«Telebasel - das isch Züri» - mit diesem peinlichen Versprecher wurde Karin Müller vor rund sechs Jahren in der Region Basel auf einen Schlag bekannt. Als Nachfolgerin des langjährigen Chefs Willie Surbeck stellte Müller den Lokalsender radikal um: Die Nachrichten wurden kürzer, das Onlineangebot wurde ausgebaut und es gab mehr Platz für sogenannte People-Formate. Nun verabschiedet sich Karin Müller von Telebasel und von Basel: Sie wird neue Leiterin des RAV in Meilen ZH.

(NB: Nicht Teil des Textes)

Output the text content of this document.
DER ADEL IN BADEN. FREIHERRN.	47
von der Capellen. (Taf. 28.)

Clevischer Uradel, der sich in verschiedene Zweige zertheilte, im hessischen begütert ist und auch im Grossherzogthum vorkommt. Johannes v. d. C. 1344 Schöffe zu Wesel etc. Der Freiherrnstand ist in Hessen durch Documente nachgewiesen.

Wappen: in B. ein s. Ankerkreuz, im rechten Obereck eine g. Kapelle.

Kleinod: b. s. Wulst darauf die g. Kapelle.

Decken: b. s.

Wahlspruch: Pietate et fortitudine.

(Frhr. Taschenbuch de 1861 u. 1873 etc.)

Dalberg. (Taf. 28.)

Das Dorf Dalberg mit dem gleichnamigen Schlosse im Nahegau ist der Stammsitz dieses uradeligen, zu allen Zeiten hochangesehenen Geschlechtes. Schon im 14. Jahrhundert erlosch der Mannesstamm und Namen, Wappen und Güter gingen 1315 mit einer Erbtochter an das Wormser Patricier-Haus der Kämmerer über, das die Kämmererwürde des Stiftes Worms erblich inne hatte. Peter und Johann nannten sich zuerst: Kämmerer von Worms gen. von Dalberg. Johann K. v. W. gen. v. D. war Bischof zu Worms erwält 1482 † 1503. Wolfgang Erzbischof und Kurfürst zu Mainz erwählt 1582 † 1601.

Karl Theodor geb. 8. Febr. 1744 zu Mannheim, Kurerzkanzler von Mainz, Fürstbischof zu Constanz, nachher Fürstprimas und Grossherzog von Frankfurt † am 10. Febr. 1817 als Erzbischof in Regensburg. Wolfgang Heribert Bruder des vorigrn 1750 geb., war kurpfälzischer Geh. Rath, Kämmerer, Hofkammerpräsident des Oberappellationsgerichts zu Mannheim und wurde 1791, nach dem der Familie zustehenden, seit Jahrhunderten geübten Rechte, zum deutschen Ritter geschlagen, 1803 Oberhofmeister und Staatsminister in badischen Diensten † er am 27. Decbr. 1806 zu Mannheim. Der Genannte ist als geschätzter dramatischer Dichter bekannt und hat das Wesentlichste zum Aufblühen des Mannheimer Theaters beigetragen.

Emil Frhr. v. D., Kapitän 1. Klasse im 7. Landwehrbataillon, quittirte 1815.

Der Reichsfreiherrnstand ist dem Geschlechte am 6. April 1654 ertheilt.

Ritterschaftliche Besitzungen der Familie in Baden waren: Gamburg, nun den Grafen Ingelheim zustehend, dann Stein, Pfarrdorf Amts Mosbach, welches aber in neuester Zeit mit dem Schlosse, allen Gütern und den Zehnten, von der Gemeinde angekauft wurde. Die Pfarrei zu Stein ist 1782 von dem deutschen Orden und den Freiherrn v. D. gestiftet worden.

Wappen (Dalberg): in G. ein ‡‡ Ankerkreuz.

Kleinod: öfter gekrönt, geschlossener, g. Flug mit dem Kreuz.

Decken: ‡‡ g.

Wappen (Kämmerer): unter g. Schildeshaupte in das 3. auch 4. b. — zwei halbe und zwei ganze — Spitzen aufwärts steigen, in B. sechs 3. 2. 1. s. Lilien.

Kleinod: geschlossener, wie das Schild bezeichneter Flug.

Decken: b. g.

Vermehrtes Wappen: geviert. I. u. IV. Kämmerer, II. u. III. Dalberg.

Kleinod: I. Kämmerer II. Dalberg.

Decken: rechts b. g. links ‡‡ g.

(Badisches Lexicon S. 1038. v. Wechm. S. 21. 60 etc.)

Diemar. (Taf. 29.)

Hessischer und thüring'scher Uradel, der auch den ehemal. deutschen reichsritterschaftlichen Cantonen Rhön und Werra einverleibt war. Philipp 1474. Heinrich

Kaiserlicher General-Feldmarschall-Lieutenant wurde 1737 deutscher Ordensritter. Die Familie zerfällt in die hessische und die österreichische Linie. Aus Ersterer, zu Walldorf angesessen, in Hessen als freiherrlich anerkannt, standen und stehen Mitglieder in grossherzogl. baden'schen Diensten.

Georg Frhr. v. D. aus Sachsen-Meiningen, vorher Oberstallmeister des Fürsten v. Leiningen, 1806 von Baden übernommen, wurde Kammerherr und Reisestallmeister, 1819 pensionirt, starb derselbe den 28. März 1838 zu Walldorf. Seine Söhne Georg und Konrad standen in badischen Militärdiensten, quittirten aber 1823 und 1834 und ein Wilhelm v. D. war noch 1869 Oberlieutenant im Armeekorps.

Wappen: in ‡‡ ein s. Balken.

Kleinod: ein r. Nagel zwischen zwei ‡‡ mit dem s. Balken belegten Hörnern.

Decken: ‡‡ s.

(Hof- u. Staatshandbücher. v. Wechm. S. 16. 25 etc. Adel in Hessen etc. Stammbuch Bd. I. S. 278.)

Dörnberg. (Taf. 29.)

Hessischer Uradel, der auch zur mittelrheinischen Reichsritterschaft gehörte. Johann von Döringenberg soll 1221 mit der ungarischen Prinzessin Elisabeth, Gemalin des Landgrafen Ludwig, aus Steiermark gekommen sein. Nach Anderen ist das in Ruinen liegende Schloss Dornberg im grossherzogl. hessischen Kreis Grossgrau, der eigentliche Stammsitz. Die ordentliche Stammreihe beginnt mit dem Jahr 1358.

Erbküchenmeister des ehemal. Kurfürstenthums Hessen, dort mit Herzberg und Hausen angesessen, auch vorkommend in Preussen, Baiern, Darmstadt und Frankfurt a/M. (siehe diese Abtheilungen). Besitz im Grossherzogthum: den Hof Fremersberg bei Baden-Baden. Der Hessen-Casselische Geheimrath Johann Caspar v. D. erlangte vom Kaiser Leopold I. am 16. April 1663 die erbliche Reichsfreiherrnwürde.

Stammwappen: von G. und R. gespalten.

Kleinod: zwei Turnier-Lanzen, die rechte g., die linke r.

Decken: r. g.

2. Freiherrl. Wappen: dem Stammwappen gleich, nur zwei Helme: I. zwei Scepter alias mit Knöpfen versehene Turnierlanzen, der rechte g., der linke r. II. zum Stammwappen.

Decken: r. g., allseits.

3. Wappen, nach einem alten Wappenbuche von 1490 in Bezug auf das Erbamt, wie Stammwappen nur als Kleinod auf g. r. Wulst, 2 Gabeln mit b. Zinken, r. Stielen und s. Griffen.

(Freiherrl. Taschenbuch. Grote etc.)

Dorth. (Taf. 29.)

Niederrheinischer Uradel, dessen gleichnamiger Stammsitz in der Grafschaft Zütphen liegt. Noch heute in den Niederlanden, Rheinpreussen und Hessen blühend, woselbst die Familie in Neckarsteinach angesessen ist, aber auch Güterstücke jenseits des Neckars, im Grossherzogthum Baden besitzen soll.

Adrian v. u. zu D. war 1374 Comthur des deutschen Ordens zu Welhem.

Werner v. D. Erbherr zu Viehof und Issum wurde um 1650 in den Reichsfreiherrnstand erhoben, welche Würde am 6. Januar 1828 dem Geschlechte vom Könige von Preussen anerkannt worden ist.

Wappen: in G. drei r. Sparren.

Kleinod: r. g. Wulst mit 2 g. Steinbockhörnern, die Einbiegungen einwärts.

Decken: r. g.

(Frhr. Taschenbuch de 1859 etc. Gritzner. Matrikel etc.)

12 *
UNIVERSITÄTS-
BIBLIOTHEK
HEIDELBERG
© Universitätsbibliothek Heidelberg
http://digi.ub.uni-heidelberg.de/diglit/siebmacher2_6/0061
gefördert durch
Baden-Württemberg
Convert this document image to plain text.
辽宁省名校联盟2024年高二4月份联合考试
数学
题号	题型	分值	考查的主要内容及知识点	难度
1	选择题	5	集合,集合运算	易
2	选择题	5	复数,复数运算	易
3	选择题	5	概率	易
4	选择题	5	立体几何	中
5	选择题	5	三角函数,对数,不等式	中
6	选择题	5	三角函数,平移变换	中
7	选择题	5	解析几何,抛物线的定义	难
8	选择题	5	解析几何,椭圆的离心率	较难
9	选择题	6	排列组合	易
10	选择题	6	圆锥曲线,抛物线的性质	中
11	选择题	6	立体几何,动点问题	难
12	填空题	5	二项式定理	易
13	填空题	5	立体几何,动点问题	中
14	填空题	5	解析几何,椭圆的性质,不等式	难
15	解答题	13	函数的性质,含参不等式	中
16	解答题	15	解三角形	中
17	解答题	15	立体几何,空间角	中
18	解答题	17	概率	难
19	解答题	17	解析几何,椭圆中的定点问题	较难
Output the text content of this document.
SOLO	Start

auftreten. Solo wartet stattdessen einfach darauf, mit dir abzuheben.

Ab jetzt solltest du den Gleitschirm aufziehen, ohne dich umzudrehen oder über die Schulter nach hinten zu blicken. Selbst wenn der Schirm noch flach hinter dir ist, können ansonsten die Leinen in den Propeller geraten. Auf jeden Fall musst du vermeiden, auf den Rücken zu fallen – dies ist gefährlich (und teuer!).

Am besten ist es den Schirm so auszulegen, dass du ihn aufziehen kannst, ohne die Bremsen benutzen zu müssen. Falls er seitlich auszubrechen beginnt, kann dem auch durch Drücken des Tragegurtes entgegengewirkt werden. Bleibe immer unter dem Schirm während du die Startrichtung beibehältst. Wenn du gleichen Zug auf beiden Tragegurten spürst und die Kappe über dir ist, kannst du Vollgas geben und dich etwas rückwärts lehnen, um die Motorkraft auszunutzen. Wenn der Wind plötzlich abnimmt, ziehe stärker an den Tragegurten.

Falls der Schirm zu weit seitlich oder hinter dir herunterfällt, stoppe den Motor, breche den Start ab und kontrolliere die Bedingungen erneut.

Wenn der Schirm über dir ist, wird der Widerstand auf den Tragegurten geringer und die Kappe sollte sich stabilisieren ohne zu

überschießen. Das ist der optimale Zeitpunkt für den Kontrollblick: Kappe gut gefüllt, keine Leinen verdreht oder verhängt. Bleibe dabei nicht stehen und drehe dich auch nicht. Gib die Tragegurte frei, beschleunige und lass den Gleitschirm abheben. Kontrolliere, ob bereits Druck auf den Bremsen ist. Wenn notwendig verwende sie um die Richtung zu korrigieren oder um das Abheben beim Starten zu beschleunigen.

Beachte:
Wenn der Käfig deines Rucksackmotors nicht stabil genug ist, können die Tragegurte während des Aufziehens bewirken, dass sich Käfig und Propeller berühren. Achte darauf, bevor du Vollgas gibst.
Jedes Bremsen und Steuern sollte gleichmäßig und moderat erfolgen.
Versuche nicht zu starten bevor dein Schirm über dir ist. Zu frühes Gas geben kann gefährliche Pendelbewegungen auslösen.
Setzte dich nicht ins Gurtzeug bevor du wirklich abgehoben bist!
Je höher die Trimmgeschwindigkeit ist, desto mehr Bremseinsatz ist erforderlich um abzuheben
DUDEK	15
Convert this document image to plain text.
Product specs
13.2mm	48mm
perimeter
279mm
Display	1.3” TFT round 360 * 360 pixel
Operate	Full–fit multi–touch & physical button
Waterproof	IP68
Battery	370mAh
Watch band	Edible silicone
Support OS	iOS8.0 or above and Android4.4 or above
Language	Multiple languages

SRF Regionaljournal: Wie schwer fiel ihnen der Entscheid, Telebasel zu verlassen?
Karin Müller: Ich habe mir das sehr gut überlegt, aber dann doch loszulassen, ist nicht einfach. Es war eine sehr emotionale Woche. Ich bin ein bisschen traurig, weil ich sechs Jahre lang mit viel Herzblut hier geschaltet und gewaltet habe. Es gab viele Reaktionen, die mich überwältigt haben: Sehr viele Glückwünsche und sehr viel Verständnis.
In welchem Zustand hinterlassen sie Telebasel?
In einem guten Zustand. Wir haben ein gutes Fundament gebaut mit diesem Relaunch. Wir haben ein gutes Team. Es geht immer weiter, es folgen weitere Neuerungen nach den Sommerferien. Wir haben im Online 1'200 Mal mehr User als zu Beginn und beim TV die Zahlen halten können.
Ein voller Erfolg?
Ja, ich habe mir überlegt, was hätte man anders machen können? Ich würde es wieder gleich machen, ich bin stolz, auf das was wir als Team erreicht haben.
Es gab in ihrer Zeit viele Abgänge, bringen sie Unruhe in ein Unternehmen?
Wir sind ein Ausbildungssender. Wenn jemand bei uns zwei bis drei Jahre bleibt, ist dies eine lange Zeit. Mit den radikalen Neuerungen habe ich mich auch bei Zuschauern nicht nur beliebt gemacht.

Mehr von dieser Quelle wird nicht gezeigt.